The Cradle'dan Hüseyin Mehdi'ye göre, İsrail, Lübnan'a yönelik planladığı kara harekâtıyla 2006'daki hatalarını gidermeyi amaçlıyor ancak iyi mevzilenmiş, tahkim edilmiş ve İsrail güçlerini bir kez daha püskürtmeye hazır durumda olan Hizbullah, zorlu bir araziye sahip olan güney bölgesinde avantajlı konumda.
YDH- The Cradle'da yer bulan analizin yazarı, araştırmacı gazeteci Hüseyin Mehdi, Hizbullah'ın 2006'daki çatışmadan bu yana geliştirdiği askeri kabiliyetleri ve stratejik uyarlamalarıyla güney Lübnan'daki güçlendirilmiş varlığının, askeri stratejilerinin sonuçlarıyla boğuşan İsrail işgal güçleri için önemli bir zorluk teşkil ettiğini açıklıyor; Hizbullah'ın kalıcı direnişe, İsrail'in ise ezici güce odaklanmasıyla öncelikleri arasındaki keskin zıtlığı ortaya koyuyor ve en nihayetinde, İsrail'in savaş yaklaşımındaki agresif, daha yıkıcı ve istikrarsız doktrinlerine dikkat çekiyor.

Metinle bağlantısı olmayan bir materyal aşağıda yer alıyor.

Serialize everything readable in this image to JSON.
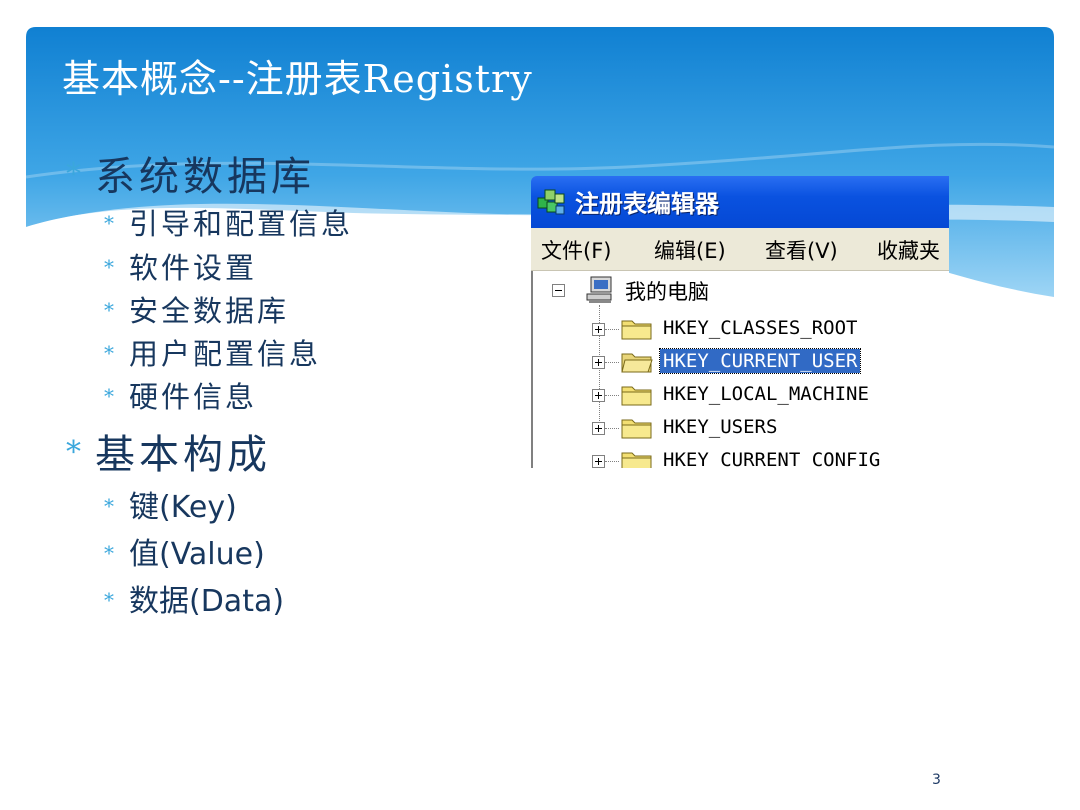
{
  "slide": {
    "title": "基本概念--注册表Registry",
    "page_number": "3"
  },
  "bullets": [
    {
      "level": 1,
      "text": "系统数据库"
    },
    {
      "level": 2,
      "text": "引导和配置信息"
    },
    {
      "level": 2,
      "text": "软件设置"
    },
    {
      "level": 2,
      "text": "安全数据库"
    },
    {
      "level": 2,
      "text": "用户配置信息"
    },
    {
      "level": 2,
      "text": "硬件信息"
    },
    {
      "level": 1,
      "text": "基本构成"
    },
    {
      "level": 2,
      "text": "键(Key)"
    },
    {
      "level": 2,
      "text": "值(Value)"
    },
    {
      "level": 2,
      "text": "数据(Data)"
    }
  ],
  "bullet_symbol": "*",
  "regedit": {
    "window_title": "注册表编辑器",
    "menu": [
      "文件(F)",
      "编辑(E)",
      "查看(V)",
      "收藏夹"
    ],
    "root_label": "我的电脑",
    "keys": [
      {
        "name": "HKEY_CLASSES_ROOT",
        "selected": false
      },
      {
        "name": "HKEY_CURRENT_USER",
        "selected": true
      },
      {
        "name": "HKEY_LOCAL_MACHINE",
        "selected": false
      },
      {
        "name": "HKEY_USERS",
        "selected": false
      },
      {
        "name": "HKEY_CURRENT_CONFIG",
        "selected": false
      }
    ]
  },
  "colors": {
    "header_blue": "#1a8fd8",
    "text_navy": "#17375e",
    "bullet_star": "#3ba7dc",
    "xp_titlebar": "#0a52e0",
    "selection": "#316ac5"
  }
}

''İsrail 2006'ya kıyasla küresel imajı konusunda daha az endişeli görünüyor. Gazze'de on binlerce sivili katlettikten sonra, Lübnan'da daha fazlasını öldürmek, İsrail'in uluslararası sahnedeki konumunu daha da kötüleştirmeyecek''
ABD'li düşünce kuruluşu Stratejik ve Uluslararası Çalışmalar Merkezi'nin (CSIS) yakın tarihli bir raporu, İkinci Lübnan Savaşı'ndan bu yana hem İsrail hem de Hizbullah tarafından yapılan stratejik uyarlamalara dikkat çekerek, alınan dersleri ve bunların devam eden çatışmayla ilgisini vurguluyor.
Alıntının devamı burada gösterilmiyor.